O PagBank (PAGS34) reportou lucro líquido de R$ 546 milhões no primeiro trimestre de 2026 pelo critério contábil, com alta de 4% em relação ao mesmo período do ano anterior e avanço de 9% frente ao trimestre anterior. O número ficou 2% acima da estimativa do Safra.
Na visão ajustada, o lucro líquido foi de R$ 575 milhões, também com crescimento de 4% em 12 meses. O retorno sobre o patrimônio ficou em 15,8%, em linha com o consenso de mercado.
A receita líquida somou R$ 3,335 bilhões, alta de 6% na comparação anual e estabilidade em relação ao trimestre anterior. Segundo o Safra, receitas financeiras mais fortes compensaram leves frustrações nas linhas transacionais e financeiras.
Margem bruta recua com pressão em pagamentos
O lucro bruto do PagBank totalizou R$ 1,889 bilhão, em linha com a estimativa do Safra. Ainda assim, a margem bruta caiu 1,4 ponto percentual na comparação trimestral, para 56,6%.
Esse movimento foi explicado, sobretudo, pela piora na rentabilidade da divisão de pagamentos. A margem do segmento recuou 2,6 pontos percentuais no trimestre, enquanto a de banking permaneceu estável.
Os custos de transação ajudaram a compensar parte dessa pressão. A linha caiu 3% em relação ao mesmo período do ano anterior e 10% frente ao trimestre anterior.
Banking ganha relevância no resultado
Na avaliação do Safra, a área de banking foi o principal destaque do trimestre. Os depósitos totais cresceram 2% em relação ao trimestre anterior e 23% em 12 meses, alcançando R$ 41,6 bilhões.
Ao mesmo tempo, a companhia reduziu o custo de captação. A remuneração dos depósitos com juros caiu para 83,9% no consolidado, com redução tanto nas contas correntes quanto nas emissões bancárias.
A carteira de crédito também seguiu em expansão e atingiu R$ 5 bilhões, com alta de 9% no trimestre.

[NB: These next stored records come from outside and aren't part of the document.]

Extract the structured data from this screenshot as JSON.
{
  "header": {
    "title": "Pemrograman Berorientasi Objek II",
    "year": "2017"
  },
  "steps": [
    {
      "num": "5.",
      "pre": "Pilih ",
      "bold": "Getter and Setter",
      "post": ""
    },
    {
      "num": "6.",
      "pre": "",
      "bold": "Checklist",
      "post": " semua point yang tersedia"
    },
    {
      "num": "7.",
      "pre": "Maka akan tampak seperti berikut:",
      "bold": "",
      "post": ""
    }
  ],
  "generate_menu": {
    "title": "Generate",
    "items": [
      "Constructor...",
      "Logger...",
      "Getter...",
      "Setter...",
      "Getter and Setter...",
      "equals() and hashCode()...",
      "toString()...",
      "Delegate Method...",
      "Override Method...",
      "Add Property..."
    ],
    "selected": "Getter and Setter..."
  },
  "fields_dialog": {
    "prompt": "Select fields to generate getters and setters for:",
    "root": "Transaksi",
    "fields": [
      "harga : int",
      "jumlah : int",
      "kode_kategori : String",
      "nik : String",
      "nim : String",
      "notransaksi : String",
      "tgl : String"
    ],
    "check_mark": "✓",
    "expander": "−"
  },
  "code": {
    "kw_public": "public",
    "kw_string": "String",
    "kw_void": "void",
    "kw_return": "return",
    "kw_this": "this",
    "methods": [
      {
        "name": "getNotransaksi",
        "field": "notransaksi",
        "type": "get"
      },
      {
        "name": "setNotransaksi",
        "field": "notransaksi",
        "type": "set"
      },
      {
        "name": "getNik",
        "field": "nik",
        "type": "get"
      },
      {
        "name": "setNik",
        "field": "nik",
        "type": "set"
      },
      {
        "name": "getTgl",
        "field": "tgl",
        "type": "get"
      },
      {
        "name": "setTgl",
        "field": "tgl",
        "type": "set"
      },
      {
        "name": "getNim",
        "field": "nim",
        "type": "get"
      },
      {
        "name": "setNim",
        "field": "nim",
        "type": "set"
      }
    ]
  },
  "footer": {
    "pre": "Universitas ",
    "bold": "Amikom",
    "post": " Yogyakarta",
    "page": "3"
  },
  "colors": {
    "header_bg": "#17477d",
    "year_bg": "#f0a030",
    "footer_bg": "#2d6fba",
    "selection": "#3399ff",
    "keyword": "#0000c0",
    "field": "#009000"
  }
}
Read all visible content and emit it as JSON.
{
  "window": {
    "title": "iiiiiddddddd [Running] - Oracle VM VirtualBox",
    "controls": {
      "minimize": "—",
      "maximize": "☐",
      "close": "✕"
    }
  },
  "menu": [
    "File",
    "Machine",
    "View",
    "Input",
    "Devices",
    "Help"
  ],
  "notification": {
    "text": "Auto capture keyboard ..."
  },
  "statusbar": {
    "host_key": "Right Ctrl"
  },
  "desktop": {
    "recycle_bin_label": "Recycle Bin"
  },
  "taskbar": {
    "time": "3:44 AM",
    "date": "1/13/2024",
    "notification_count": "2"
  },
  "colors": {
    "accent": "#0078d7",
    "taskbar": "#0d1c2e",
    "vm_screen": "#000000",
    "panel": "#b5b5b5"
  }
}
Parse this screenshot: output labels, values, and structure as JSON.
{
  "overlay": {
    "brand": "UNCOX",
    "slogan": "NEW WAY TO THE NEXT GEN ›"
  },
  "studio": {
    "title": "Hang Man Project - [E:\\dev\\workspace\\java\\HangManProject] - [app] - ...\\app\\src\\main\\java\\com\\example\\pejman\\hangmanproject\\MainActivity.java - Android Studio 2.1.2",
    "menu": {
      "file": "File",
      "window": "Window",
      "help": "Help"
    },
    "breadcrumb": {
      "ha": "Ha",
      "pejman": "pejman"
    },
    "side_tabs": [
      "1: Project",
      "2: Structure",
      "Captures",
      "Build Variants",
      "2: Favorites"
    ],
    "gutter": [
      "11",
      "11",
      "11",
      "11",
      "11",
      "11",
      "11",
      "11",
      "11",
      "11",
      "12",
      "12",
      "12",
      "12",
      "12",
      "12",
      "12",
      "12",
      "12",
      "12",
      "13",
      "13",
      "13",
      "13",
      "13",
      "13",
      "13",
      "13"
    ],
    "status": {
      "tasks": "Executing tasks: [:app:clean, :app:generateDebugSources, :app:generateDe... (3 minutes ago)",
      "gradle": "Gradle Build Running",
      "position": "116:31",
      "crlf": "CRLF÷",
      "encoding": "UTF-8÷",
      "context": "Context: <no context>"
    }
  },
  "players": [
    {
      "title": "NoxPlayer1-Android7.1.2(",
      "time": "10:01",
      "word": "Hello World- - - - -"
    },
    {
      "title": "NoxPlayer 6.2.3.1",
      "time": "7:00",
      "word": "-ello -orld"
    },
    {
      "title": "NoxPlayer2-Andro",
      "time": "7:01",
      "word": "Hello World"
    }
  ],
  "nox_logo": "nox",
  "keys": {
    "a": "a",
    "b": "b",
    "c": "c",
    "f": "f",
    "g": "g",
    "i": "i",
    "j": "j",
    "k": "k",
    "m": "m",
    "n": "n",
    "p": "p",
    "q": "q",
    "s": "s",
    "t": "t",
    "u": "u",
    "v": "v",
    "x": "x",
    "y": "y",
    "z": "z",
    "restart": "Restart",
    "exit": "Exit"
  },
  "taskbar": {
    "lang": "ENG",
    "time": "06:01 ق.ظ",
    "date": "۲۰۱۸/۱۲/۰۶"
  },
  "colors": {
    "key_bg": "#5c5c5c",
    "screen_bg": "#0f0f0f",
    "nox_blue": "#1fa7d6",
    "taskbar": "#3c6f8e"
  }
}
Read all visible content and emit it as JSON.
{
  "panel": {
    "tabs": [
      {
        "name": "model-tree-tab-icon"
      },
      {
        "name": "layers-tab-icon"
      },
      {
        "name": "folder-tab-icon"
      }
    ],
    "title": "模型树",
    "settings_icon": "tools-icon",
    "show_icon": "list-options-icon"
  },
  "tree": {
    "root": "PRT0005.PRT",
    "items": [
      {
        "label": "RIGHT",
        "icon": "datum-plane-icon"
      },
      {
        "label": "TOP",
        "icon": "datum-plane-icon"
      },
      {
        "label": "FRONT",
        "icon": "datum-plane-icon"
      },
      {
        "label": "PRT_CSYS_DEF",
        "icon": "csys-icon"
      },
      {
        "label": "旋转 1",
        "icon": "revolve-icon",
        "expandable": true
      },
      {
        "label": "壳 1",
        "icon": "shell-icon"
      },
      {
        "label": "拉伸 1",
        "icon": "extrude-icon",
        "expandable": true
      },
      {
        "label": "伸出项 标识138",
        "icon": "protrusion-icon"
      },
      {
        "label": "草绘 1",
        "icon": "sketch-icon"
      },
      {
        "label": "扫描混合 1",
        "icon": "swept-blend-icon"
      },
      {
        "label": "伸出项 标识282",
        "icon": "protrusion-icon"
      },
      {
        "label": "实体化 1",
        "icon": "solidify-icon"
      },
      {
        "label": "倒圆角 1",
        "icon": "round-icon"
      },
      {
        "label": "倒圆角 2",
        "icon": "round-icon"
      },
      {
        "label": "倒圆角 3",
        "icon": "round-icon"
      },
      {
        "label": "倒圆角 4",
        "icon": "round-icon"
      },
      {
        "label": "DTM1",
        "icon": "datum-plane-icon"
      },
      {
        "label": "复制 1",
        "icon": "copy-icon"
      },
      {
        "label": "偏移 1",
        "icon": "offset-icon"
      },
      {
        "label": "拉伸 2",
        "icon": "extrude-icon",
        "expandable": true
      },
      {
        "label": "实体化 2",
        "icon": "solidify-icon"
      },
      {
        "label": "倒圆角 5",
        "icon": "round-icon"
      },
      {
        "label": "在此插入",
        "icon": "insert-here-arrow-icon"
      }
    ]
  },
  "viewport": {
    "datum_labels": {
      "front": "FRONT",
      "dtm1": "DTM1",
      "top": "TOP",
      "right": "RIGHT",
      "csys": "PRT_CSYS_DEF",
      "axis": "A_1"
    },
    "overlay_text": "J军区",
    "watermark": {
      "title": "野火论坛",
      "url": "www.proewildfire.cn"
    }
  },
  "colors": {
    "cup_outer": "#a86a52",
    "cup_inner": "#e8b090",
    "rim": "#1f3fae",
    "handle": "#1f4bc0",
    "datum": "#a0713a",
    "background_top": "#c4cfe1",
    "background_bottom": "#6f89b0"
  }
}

O principal impulso veio dos empréstimos para capital de giro, que avançaram 24% no período.
Esse conjunto reforça a importância crescente do negócio bancário para sustentar o desempenho do grupo.
Pagamentos seguem fracos, mas mostram melhora
Na operação de pagamentos, o volume total processado pelo PagBank chegou a R$ 128,2 bilhões no trimestre. O número caiu 9,9% em relação ao trimestre anterior, mas ficou praticamente estável na comparação anual.
Para o Safra, esse dado indica um ritmo de contração mais lento do que o visto nos trimestres anteriores. Assim, o segmento pode estar se aproximando de um ponto de inflexão, embora ainda siga pressionado por tendências setoriais.
Despesas operacionais limitam surpresa positiva
As despesas operacionais ficaram 2% acima da estimativa do Safra. Gastos menores com marketing e publicidade foram compensados por maiores despesas com pessoal e outras linhas.
Mesmo assim, o lucro antes dos impostos somou R$ 621 milhões, com alta de 7% na comparação anual e ligeiro avanço sobre a projeção do banco. Uma alíquota efetiva de imposto menor ajudou a levar o lucro líquido contábil levemente acima do esperado.
O índice de capital ficou em 24,1% ao fim do trimestre.
O que muda para a ação
O Safra mantém recomendação neutra para PAGS34. Na leitura do banco, o trimestre não trouxe mudanças relevantes para a tese, mas confirmou dois pontos importantes.
O primeiro é a força crescente da área de banking, sustentada por expansão da carteira de crédito, aumento de depósitos e menor custo de captação. O segundo é que a operação de pagamentos ainda enfrenta um ambiente difícil, embora os dados mostrem alguma melhora na trajetória.
Segundo o Safra, essa combinação ajuda a explicar o desempenho relativo melhor da ação em comparação com outros nomes do setor e pode seguir dando suporte ao papel no curto prazo.